If you'd like your script to install missing packages and continue, you could do something like this (on example of 'krbV' module in 'python-krbV' package):
import pip
import sys
for m, pkg in [('krbV', 'python-krbV')]:
try:
setattr(sys.modules[__name__], m, __import__(m))
except ImportError:
pip.main(['install', pkg])
setattr(sys.modules[__name__], m, __import__(m))
A quick way is to use python command line tool.
Simply type import <your module name>
You see an error if module is missing.
$ python
Python 2.7.6 (default, Jun 22 2015, 17:58:13)
>>> import sys
>>> import jocker
Traceback (most recent call last):
File "<stdin>", line 1, in <module>
ImportError: No module named jocker
$
Hmmm ... the closest I saw to a convenient answer was using the command line to try the import. But I prefer to even avoid that.

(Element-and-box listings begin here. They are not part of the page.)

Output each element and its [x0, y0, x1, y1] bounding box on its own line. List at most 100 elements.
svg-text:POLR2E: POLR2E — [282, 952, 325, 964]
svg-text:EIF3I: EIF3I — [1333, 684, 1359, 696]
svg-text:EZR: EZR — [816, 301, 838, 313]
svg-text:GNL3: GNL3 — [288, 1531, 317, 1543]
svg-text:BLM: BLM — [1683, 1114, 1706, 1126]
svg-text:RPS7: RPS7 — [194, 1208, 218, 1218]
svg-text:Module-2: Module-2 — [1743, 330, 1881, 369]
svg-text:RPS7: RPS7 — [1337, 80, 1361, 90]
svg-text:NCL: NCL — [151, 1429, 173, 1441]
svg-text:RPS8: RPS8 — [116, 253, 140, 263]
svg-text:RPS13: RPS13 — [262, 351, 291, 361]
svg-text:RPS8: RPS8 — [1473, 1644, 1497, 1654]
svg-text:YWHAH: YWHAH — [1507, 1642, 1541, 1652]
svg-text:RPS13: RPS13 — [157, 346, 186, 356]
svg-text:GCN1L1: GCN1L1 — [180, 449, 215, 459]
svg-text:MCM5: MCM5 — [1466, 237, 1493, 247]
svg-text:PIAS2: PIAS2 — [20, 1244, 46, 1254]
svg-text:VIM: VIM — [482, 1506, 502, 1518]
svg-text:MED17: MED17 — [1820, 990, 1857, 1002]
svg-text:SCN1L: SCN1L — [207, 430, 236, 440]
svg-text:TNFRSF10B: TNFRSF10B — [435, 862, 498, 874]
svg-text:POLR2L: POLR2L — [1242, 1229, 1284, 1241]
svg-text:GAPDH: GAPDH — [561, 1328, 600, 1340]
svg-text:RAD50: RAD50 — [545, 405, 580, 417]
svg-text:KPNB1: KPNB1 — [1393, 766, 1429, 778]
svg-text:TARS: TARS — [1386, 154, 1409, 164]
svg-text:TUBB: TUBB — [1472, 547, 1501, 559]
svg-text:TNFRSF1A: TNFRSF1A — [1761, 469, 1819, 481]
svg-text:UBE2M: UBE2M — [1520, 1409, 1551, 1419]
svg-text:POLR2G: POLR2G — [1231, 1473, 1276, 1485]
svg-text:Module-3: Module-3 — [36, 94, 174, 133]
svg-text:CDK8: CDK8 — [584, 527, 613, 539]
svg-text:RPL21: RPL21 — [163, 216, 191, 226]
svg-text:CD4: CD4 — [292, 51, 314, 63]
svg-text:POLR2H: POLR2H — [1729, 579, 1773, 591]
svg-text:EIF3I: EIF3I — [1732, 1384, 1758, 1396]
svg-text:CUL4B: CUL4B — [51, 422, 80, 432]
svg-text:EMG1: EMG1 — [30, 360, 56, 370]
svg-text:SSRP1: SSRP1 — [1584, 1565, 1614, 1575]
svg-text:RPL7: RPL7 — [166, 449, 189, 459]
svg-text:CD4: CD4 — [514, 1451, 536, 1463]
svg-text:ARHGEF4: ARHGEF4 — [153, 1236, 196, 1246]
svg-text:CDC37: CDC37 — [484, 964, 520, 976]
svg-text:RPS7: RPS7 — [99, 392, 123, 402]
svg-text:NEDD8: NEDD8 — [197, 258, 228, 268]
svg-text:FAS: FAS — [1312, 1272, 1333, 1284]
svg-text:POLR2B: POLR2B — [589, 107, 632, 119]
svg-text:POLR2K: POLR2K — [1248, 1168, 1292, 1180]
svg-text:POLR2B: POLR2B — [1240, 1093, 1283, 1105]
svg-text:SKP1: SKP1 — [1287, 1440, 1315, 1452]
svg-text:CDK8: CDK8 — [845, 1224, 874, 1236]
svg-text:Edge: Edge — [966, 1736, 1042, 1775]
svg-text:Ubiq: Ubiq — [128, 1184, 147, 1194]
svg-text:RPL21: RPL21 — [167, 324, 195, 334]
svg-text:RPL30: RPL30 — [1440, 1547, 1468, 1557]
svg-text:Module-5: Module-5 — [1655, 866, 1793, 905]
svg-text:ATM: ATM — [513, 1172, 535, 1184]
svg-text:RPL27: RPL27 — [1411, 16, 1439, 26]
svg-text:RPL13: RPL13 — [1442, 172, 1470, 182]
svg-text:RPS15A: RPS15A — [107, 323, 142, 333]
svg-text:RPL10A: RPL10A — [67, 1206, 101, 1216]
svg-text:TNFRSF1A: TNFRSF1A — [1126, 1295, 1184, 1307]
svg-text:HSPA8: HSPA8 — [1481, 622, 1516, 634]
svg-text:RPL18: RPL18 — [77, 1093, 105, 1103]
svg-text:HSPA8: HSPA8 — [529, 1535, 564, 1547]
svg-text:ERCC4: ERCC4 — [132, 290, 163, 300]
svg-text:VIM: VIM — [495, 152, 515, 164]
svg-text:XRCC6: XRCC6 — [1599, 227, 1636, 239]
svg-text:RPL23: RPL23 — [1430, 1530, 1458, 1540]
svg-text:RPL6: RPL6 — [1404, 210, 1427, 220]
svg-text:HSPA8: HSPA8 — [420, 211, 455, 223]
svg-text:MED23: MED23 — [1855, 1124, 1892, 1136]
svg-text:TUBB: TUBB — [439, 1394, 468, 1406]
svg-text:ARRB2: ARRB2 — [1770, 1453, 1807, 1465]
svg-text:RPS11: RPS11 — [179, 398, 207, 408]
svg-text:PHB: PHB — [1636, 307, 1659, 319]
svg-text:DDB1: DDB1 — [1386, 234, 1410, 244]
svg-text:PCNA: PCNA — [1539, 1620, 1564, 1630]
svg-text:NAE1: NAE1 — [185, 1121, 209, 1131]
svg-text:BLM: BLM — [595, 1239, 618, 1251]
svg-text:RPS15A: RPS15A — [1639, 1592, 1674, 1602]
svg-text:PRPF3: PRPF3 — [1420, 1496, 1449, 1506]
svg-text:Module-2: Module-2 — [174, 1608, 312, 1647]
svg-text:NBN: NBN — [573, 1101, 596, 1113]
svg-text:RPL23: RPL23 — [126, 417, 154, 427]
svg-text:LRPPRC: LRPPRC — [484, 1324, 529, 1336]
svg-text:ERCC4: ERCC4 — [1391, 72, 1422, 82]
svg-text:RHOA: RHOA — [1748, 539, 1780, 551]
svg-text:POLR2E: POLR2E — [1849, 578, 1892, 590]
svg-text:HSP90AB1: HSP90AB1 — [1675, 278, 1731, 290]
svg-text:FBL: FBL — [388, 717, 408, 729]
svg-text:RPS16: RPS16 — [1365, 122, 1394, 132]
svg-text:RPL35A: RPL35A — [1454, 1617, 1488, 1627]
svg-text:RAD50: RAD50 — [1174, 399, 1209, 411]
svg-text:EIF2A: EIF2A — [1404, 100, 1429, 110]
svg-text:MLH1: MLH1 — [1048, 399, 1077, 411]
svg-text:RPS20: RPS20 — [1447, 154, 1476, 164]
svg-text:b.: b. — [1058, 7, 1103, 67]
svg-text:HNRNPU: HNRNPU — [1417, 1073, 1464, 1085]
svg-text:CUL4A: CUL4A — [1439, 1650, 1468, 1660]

How about 'pip freeze | grep pkgname'? I tried it and it works well. It also shows you the version it has and whether it is installed under version control (install) or editable (develop).
I would like to comment to @ice.nicer reply but I cannot, so ... My observations is that packages with dashes are saved with underscores, not only with dots as pointed out by @dwich comment
For example, you do pip3 install sphinx-rtd-theme
, but:
importlib.util.find_spec(sphinx_rtd_theme)
returns an Objectimportlib.util.find_spec(sphinx-rtd-theme)
returns Noneimportlib.util.find_spec(sphinx.rtd.theme)
raises ModuleNotFoundErrorMoreover, some names are totally changed.
For example, you do pip3 install pyyaml
but it is saved simply as yaml
I am using python3.8
去选项#2。如果ImportError
被抛出,则该软件包未安装(或不在 中sys.path
)。
Is there any chance to use the snippets given below? When I run this code, it returns "module pandas is not installed"
a = "pandas"
try:
import a
print("module ",a," is installed")
except ModuleNotFoundError:
print("module ",a," is not installed")
But when I run the code given below:
try:
import pandas
print("module is installed")
except ModuleNotFoundError:
print("module is not installed")
It returns "module pandas is installed".
What is the difference between them?